Трагизм эпохи Платонов передает мозаичностью стилевых приемов.

Одним из наиболее продуктивных инструментов, посредством которых писатель воссоздает в своей прозе феномен времени и пространства, является пародия. Она у Платонова поистине вариативна. В «Котловане» присутствует пародия на особый пролетарский стиль и стиль пролетарской литературы, который соединяет полуграмотность, классовую установку и претензию на интеллигентность: «…Вынул часы, чтобы показать свою заботу о близком дневном труде… вы свои тенденции здесь бросали, так я вас прощу стать попассивнее, а то время производству настает!.. надо бы установку на Козлова взять – он на саботаж линию берет»; «хочу за всем следить против социального вреда и мелкобуржуазного бунта» и мн. др. Конструируя стиль эпохи, Платонов играет вездесущим канцеляритом, включая его в иные стилевые и лексические пласты: «В пролетариате сейчас убыток… начал падать пролетарской верой… налаживать различные конфликты с целью организационных достижений». В первой части «Котлована» стиль воссоздает стихию жизни. Вторая часть стиль резко меняет: он реалистичен, лишен иносказаний и аллегорий, откровенно сатиричен. Эпоха мифотворчества закончилась, пришла проза и правда жизни: «Каждый из них придумал себе идею будущего спасения отсюда… каждый с усердием рыл землю…». Исчезли двусмысленные «передовые ангелы от рабочего состава» – над всем воцарилось «великое рытье»… Прежнее смешение стилей целиком подчинилось достижению сатирического эффекта: «Пролетариат живет для энтузиазма труда… Пора бы тебе получить эту тенденцию. У каждого члена союза от этого лозунга должно тело гореть». С развитием действия «Котлована» рамки пародии раздвигаются (от фразы до целого периода): «строй лошадей» – не что иное, как пародированная Платоновым «установка на колхоз» и утопическая картина колхозной жизни.

Пародия позволяет Платонову расширять пространство повестей по различным временным перспективам. Так, Вощев не может в отдельные моменты не напомнить Никиту Моргунка: Вощев идет по земле в поисках истины, которая для него заменяет Страну Муравию. Картины деревенской жизни в «Котловане» ассоциируются с картинами деревенской жизни в «Стране Муравии» А. Твардовского; единственная разница – эпизоды «Котлована» даны с прямо противоположным значением (как минус-изображение). Стиль «Котлована» проектирует и «Необычайные приключения солдата Ивана Чонкина» В. Войновича, где появится то же соединение сатиры и трагизма в жизни человека. У Войновича иные художественные задачи, иная художественная система. Но вырастает она в том числе и на парадигме экзистенциального сознания Платонова – это очевидно. Опыт Войновича оттеняет своеобразие художественного мышления Платонова.

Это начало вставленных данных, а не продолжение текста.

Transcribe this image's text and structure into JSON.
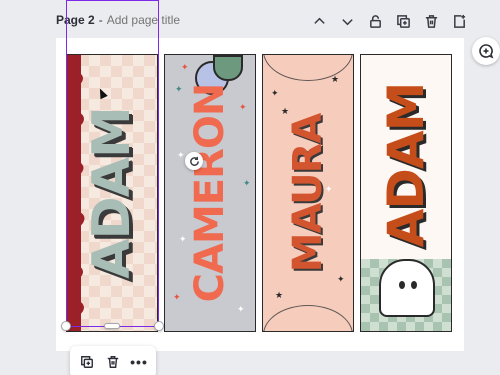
{
  "page": {
    "number_label": "Page 2",
    "separator": "-",
    "title_placeholder": "Add page title"
  },
  "toolbar": {
    "icons": [
      "chevron-up-icon",
      "chevron-down-icon",
      "lock-icon",
      "duplicate-page-icon",
      "delete-page-icon",
      "add-page-icon"
    ]
  },
  "side_action": {
    "icon": "comment-add-icon"
  },
  "bookmarks": [
    {
      "name": "ADAM",
      "colors": {
        "text": "#a8bdb6",
        "accent": "#9b2027",
        "background": "#f6e9df"
      }
    },
    {
      "name": "CAMERON",
      "colors": {
        "text": "#f06a4f",
        "background": "#c9c9d0"
      }
    },
    {
      "name": "MAURA",
      "colors": {
        "text": "#d2552f",
        "background": "#f6cdbd"
      }
    },
    {
      "name": "ADAM",
      "colors": {
        "text": "#c54d1a",
        "background": "#fdf8f3",
        "accent": "#cfe0d3"
      }
    }
  ],
  "selection": {
    "color": "#7d2ae8"
  },
  "float_toolbar": {
    "icons": [
      "duplicate-icon",
      "trash-icon"
    ],
    "more_label": "•••"
  }
}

Сатира Платонова – явление особое в силу ее трагической природы. Тончайшее соединение сатиры и трагизма используется даже в описании смерти: «Левая рука Козлова свесилась вниз, и весь погибший корпус его накренился со стола, готовый бессознательно упасть… мертвым стало совершенно тесно лежать… дворовый элемент… сам пришел сюда, лег на стол между покойными и лично умер». Для Войновича сатира – сверхзадача. У Платонова, скорее, онтологическая ирония стиля, которая соединяет на наших глазах несоединимые сущности бытия: сатирическое и трагическое в самой жизни, авторское отношение к изображаемому.

Так рождается потаенная экзистенциальность платоновской прозы. Любой пейзаж писателя, сколь бы конкретным и частным он ни был, онтологичен по сути: «Церковь стояла на краю деревни, а за ней уж начиналась пустынность осени и вечное примиренчество природы»; «После похорон в стороне от колхоза зашло солнце, и стало сразу пустынно и чуждо на свете; из-за утреннего края района выходила густая подземная туча… Глядя туда, колхозники начинали зябнуть, а куры уже давно квохтали в своих закутках, предчувствуя долготу времени осенней ночи». Невозможно уловить момент, в котором совершается переход от материально-конкретного к онтологическому. Невозможно уловить и платоновскую грань сатирического и трагического, создающую эффект онтологической иронии. Невозможно уловить пограничья преходящего и вечного, бытового и бытийственного, приземленного и экзистенциального. Почти ожившая картина всемирного потопа венчает, например, картину прощания пахаря Крестинина со своим садом – вой баб перед «великим обобществлением», которое для людей и значит не меньше, чем всемирный потоп: «Ночь покрыла весь деревенский масштаб… бабы вскрикивали повсеместно и, привыкая к горю, держали постоянный вой. Собаки и другие мелкие нервные животные тоже поддерживали эти томительные звуки, и в колхозе было шумно и тревожно, как в предбаннике…». Любая картина, любое пространство платоновского текста готово взорваться онтологическими бесконечностями, беспредельностями новых ассоциативных рядов: «Молодые люди сидели за столами, готовые разойтись отсюда по окружающей земле, чтобы устроить себе там счастье»; «Другие женщины, оставшиеся за столом, тоже были счастливы от внимания своих друзей, от окружавшей их природы и от предчувствия будущего, равного по долготе и надеждам бессмертию» («Джан»).